The Conservatives’ best hope is for Labour’s policies on boats, hotels and immigration generally to be seen to work. This would do more than anything else to burst the Reform bubble. It would also allow the Tories to reject the ugly simplicity of scapegoating immigrants as a whole, and to set out a strategy for positively welcoming the newcomers we want, while keeping out those we don’t.
Among other things, this would help the Conservatives to restore their reputation for sound economic management. As the IMF, OECD and even the Bank of England say, countries such as ours need more workers, not just to keep hospitals, restaurants, bars and much of industry functioning, but to grow our economy and generate the tax revenues we shall need to sustain a civilised society.

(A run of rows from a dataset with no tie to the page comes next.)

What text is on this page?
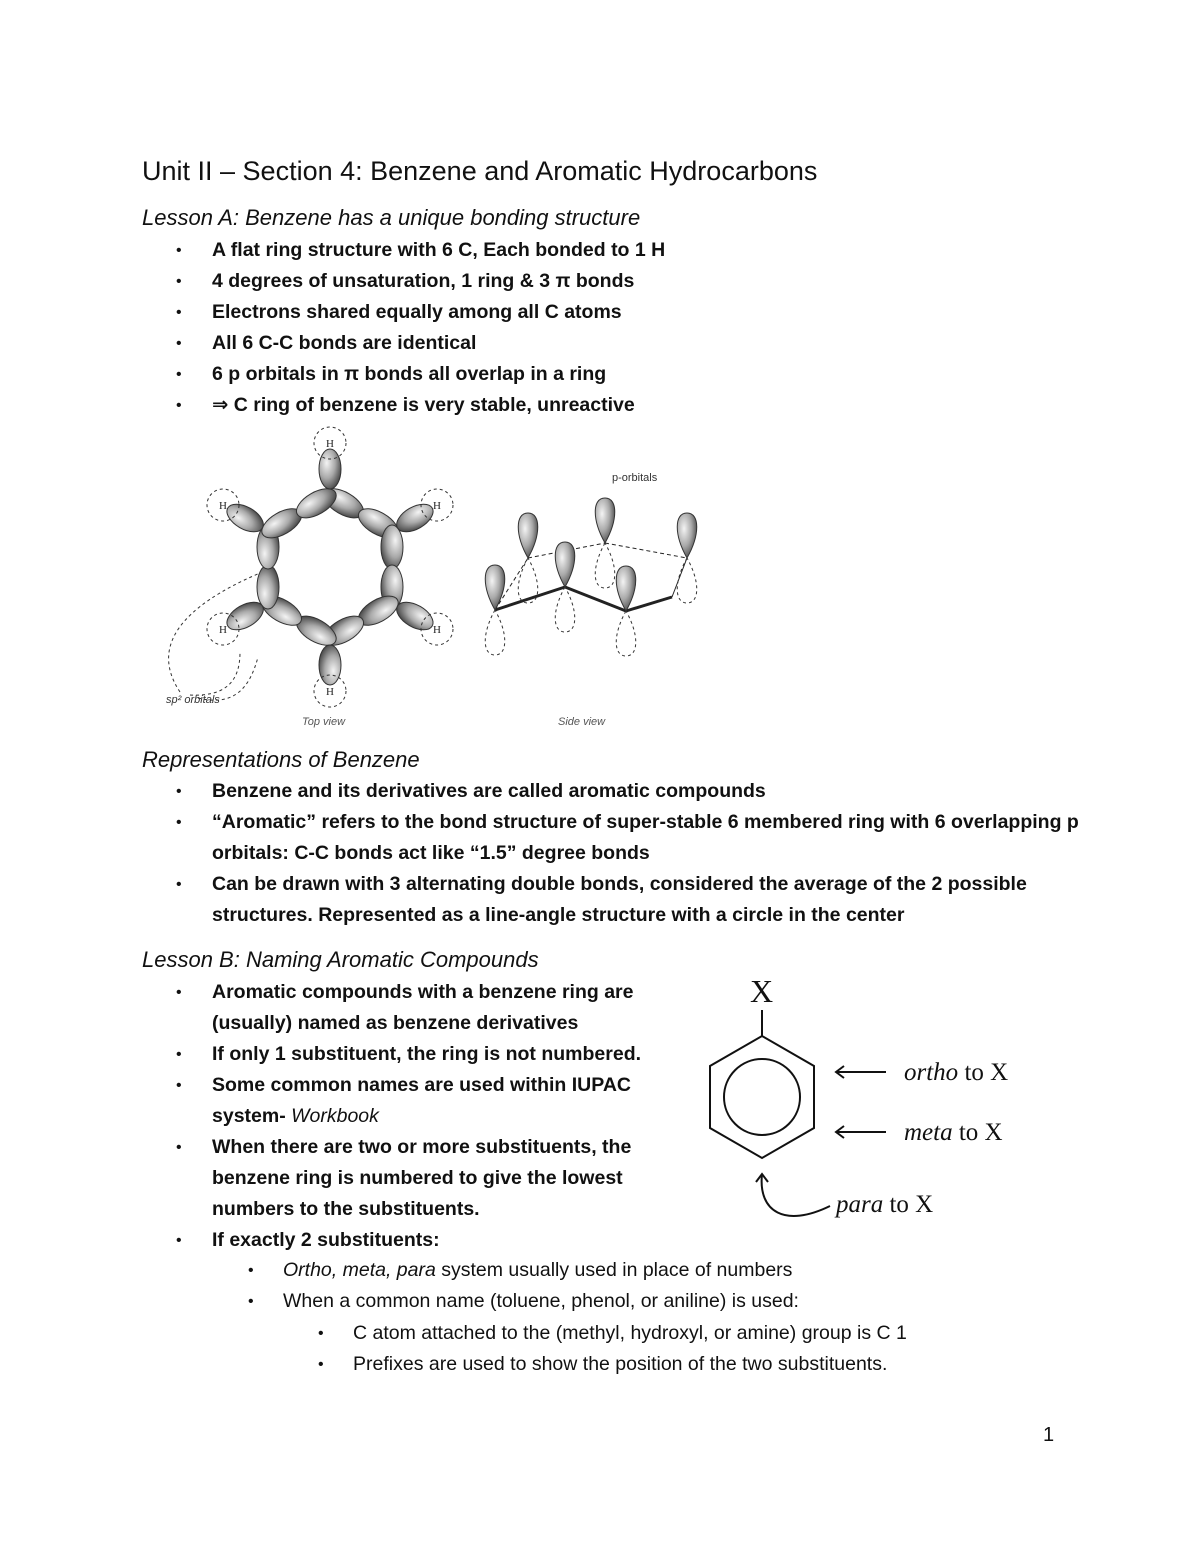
Unit II – Section 4: Benzene and Aromatic Hydrocarbons
Lesson A: Benzene has a unique bonding structure
• A flat ring structure with 6 C, Each bonded to 1 H
• 4 degrees of unsaturation, 1 ring & 3 π bonds
• Electrons shared equally among all C atoms
• All 6 C-C bonds are identical
• 6 p orbitals in π bonds all overlap in a ring
• ⇒ C ring of benzene is very stable, unreactive
H
H
H
H
H
H
sp² orbitals
Top view
p-orbitals
Side view
Representations of Benzene
• Benzene and its derivatives are called aromatic compounds
• “Aromatic” refers to the bond structure of super-stable 6 membered ring with 6 overlapping p orbitals: C-C bonds act like “1.5” degree bonds
• Can be drawn with 3 alternating double bonds, considered the average of the 2 possible structures. Represented as a line-angle structure with a circle in the center
Lesson B: Naming Aromatic Compounds
• Aromatic compounds with a benzene ring are (usually) named as benzene derivatives
• If only 1 substituent, the ring is not numbered.
• Some common names are used within IUPAC system- Workbook
• When there are two or more substituents, the benzene ring is numbered to give the lowest numbers to the substituents.
• If exactly 2 substituents:
• Ortho, meta, para system usually used in place of numbers
• When a common name (toluene, phenol, or aniline) is used:
• C atom attached to the (methyl, hydroxyl, or amine) group is C 1
• Prefixes are used to show the position of the two substituents.
X
ortho to X
meta to X
para to X
1
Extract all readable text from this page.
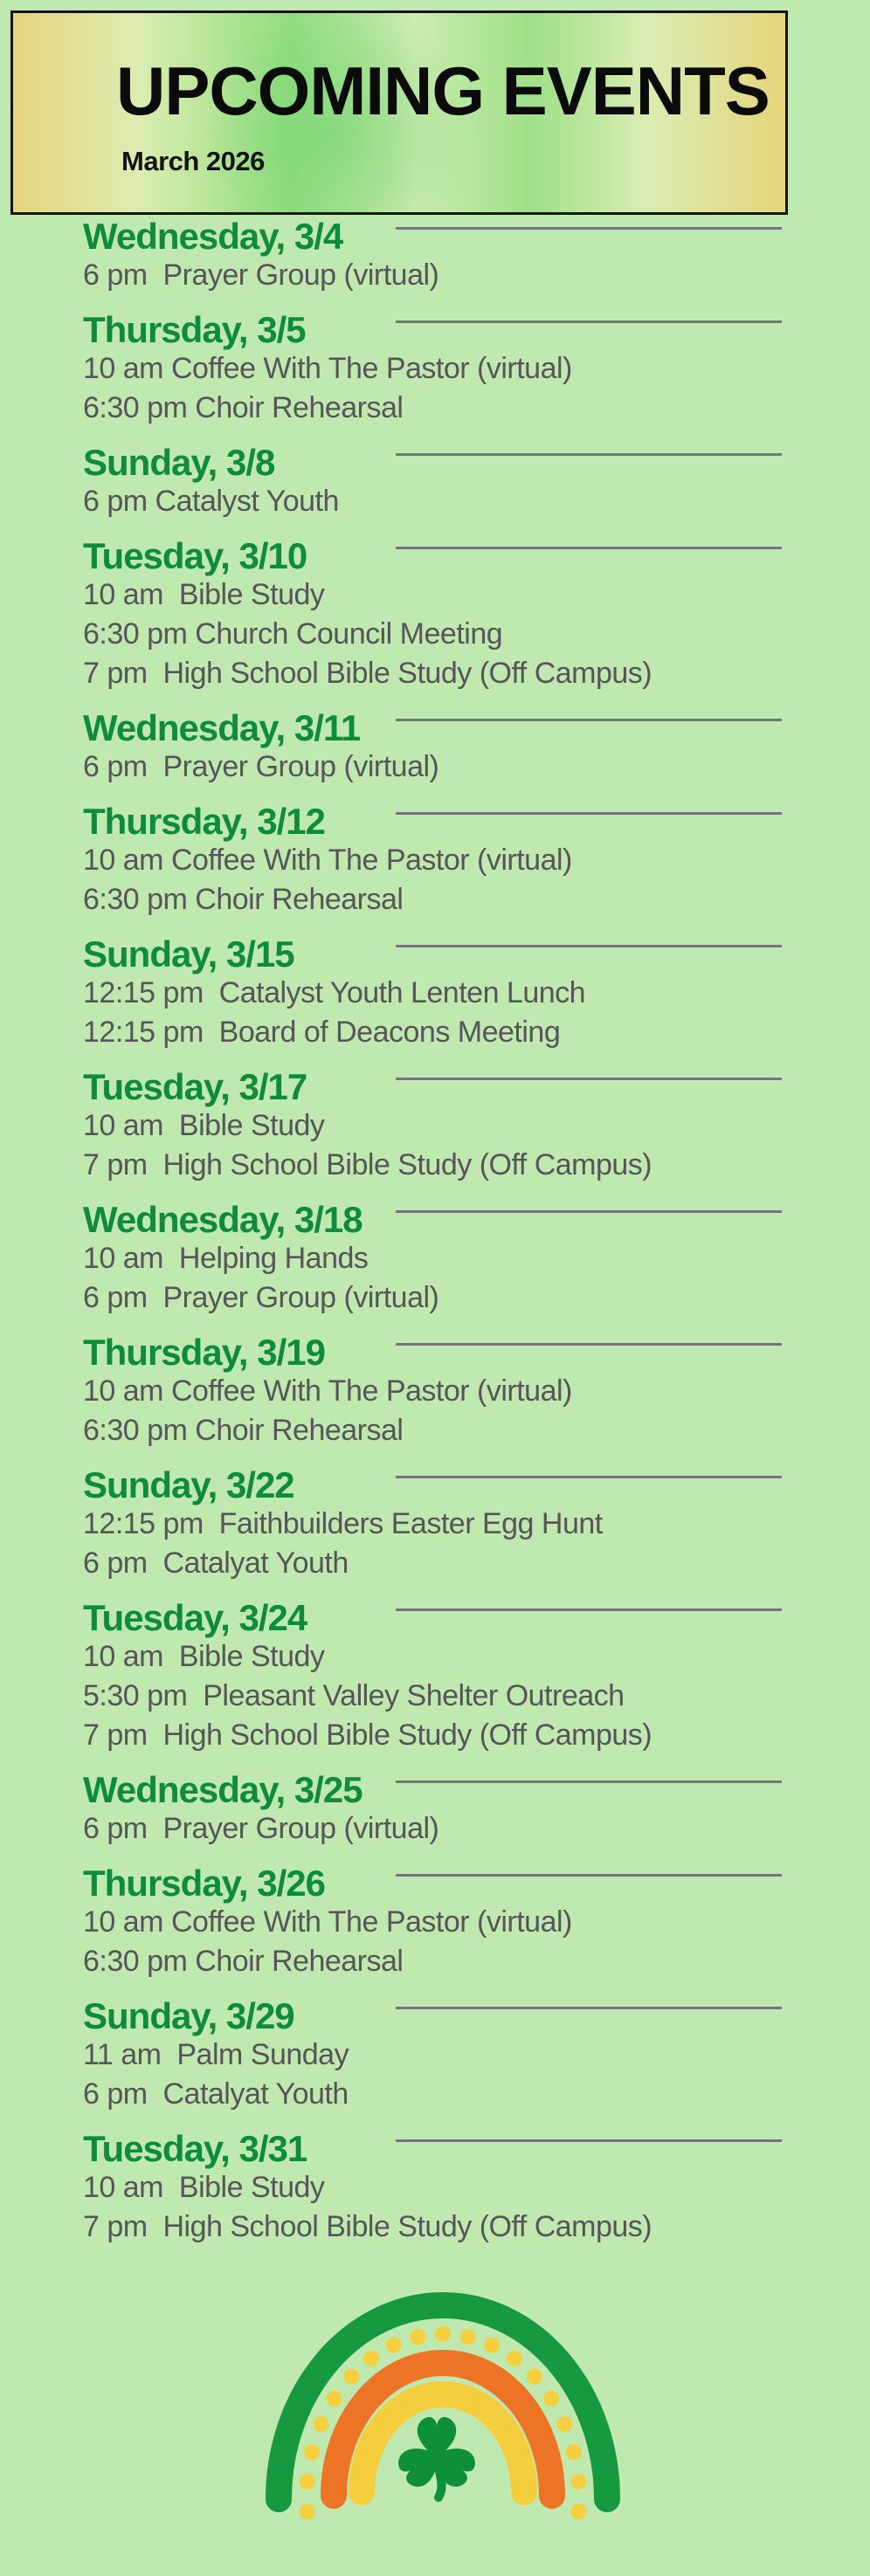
UPCOMING EVENTS

March 2026

Wednesday, 3/4

6 pm  Prayer Group (virtual)

Thursday, 3/5

10 am Coffee With The Pastor (virtual)

6:30 pm Choir Rehearsal

Sunday, 3/8

6 pm Catalyst Youth

Tuesday, 3/10

10 am  Bible Study

6:30 pm Church Council Meeting

7 pm  High School Bible Study (Off Campus)

Wednesday, 3/11

6 pm  Prayer Group (virtual)

Thursday, 3/12

10 am Coffee With The Pastor (virtual)

6:30 pm Choir Rehearsal

Sunday, 3/15

12:15 pm  Catalyst Youth Lenten Lunch

12:15 pm  Board of Deacons Meeting

Tuesday, 3/17

10 am  Bible Study

7 pm  High School Bible Study (Off Campus)

Wednesday, 3/18

10 am  Helping Hands

6 pm  Prayer Group (virtual)

Thursday, 3/19

10 am Coffee With The Pastor (virtual)

6:30 pm Choir Rehearsal

Sunday, 3/22

12:15 pm  Faithbuilders Easter Egg Hunt

6 pm  Catalyat Youth

Tuesday, 3/24

10 am  Bible Study

5:30 pm  Pleasant Valley Shelter Outreach

7 pm  High School Bible Study (Off Campus)

Wednesday, 3/25

6 pm  Prayer Group (virtual)

Thursday, 3/26

10 am Coffee With The Pastor (virtual)

6:30 pm Choir Rehearsal

Sunday, 3/29

11 am  Palm Sunday

6 pm  Catalyat Youth

Tuesday, 3/31

10 am  Bible Study

7 pm  High School Bible Study (Off Campus)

Moving the boulder blocking a Tory revival
Which brings us back to the point that, above all, the Conservatives need the political agenda to be ripped up and rewritten before the next general election. In 2029, the central political question should be not how to keep away outsiders and vaccinate British politics against the schemes of foreign governments, but how to build a more prosperous and harmonious UK, working with other countries, especially in Europe, to reconstruct a rules-based world order.
Sadly, any candidate in a fresh leadership election who makes that case right now is bound to lose. That might change in due course, but not yet. Meanwhile, who can move the nationalist boulder that currently blocks the path to the party’s recovery? To an extent that leading Conservatives probably don’t realise, and would certainly not admit, the two politicians who are best placed to do this are Keir Starmer and Yvette Cooper.